Second, gradually relax the scope of foreign investment, provide more diversified investment targets, and meet the diversified investment needs of foreign investors.

In addition, industrial and consumption upgrades can be accelerated, and more valuable investment prospects can be shown to global investors.

  "Foreign institutions entering the Chinese market need to work on compliance operations, policy understanding and institutional operations." Tian Lihui believes that my country's regulatory authorities should also pay attention to the specific problems encountered by foreign institutions in the domestic business development, and optimize the business environment in a targeted manner. Further promote regulatory transparency and market internationalization.

In addition, it is necessary to analyze the actual scale of foreign investment, investment duration and capital flow, etc., and do a good job of policy guidance to continuously improve the quality and level of foreign capital utilization.

  With the orderly advancement of financial opening up, foreign institutions will embrace more fields in China in the future.

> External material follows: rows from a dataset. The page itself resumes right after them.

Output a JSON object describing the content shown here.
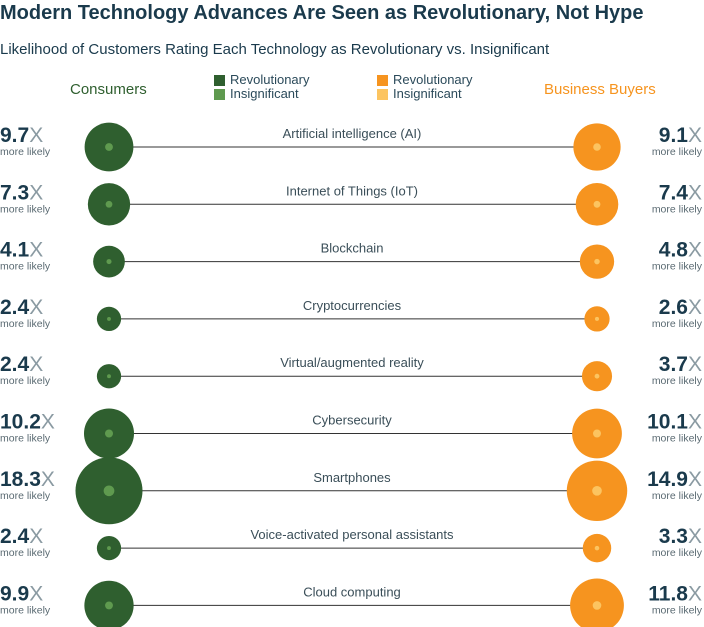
{
  "title": "Modern Technology Advances Are Seen as Revolutionary, Not Hype",
  "subtitle": "Likelihood of Customers Rating Each Technology as Revolutionary vs. Insignificant",
  "colors": {
    "consumer_revolutionary": "#2f5f2f",
    "consumer_insignificant": "#5f9a4f",
    "business_revolutionary": "#f6941f",
    "business_insignificant": "#fcc460",
    "text": "#1a3a4c",
    "line": "#333333"
  },
  "legend": {
    "consumers_label": "Consumers",
    "business_label": "Business Buyers",
    "consumer_items": [
      "Revolutionary",
      "Insignificant"
    ],
    "business_items": [
      "Revolutionary",
      "Insignificant"
    ]
  },
  "suffix": "X",
  "sub_label": "more likely",
  "chart_data": {
    "type": "bubble-comparison",
    "title": "Modern Technology Advances Are Seen as Revolutionary, Not Hype",
    "subtitle": "Likelihood of Customers Rating Each Technology as Revolutionary vs. Insignificant",
    "categories": [
      "Artificial intelligence (AI)",
      "Internet of Things (IoT)",
      "Blockchain",
      "Cryptocurrencies",
      "Virtual/augmented reality",
      "Cybersecurity",
      "Smartphones",
      "Voice-activated personal assistants",
      "Cloud computing"
    ],
    "series": [
      {
        "name": "Consumers",
        "values": [
          9.7,
          7.3,
          4.1,
          2.4,
          2.4,
          10.2,
          18.3,
          2.4,
          9.9
        ],
        "labels": [
          "9.7",
          "7.3",
          "4.1",
          "2.4",
          "2.4",
          "10.2",
          "18.3",
          "2.4",
          "9.9"
        ]
      },
      {
        "name": "Business Buyers",
        "values": [
          9.1,
          7.4,
          4.8,
          2.6,
          3.7,
          10.1,
          14.9,
          3.3,
          11.8
        ],
        "labels": [
          "9.1",
          "7.4",
          "4.8",
          "2.6",
          "3.7",
          "10.1",
          "14.9",
          "3.3",
          "11.8"
        ]
      }
    ]
  }
}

Wang Jianjun said that next, the CSRC will launch more practical measures to expand opening up, including optimizing and expanding the interconnection of domestic and foreign capital markets, broadening the scope of the Shanghai-Hong Kong Stock Connect and Shenzhen-Hong Kong Stock Connect, expanding and optimizing the Shanghai-London Stock Connect mechanism; enriching cross-border The supply of investment and risk management products will steadily expand the international varieties of commodities and financial futures; strengthen the building of regulatory capacity under the conditions of opening up, deepen cooperation with overseas regulatory authorities, and strengthen communication with international investors, so as to build a good foundation for the high-level opening of my country's capital market. a predictable international environment.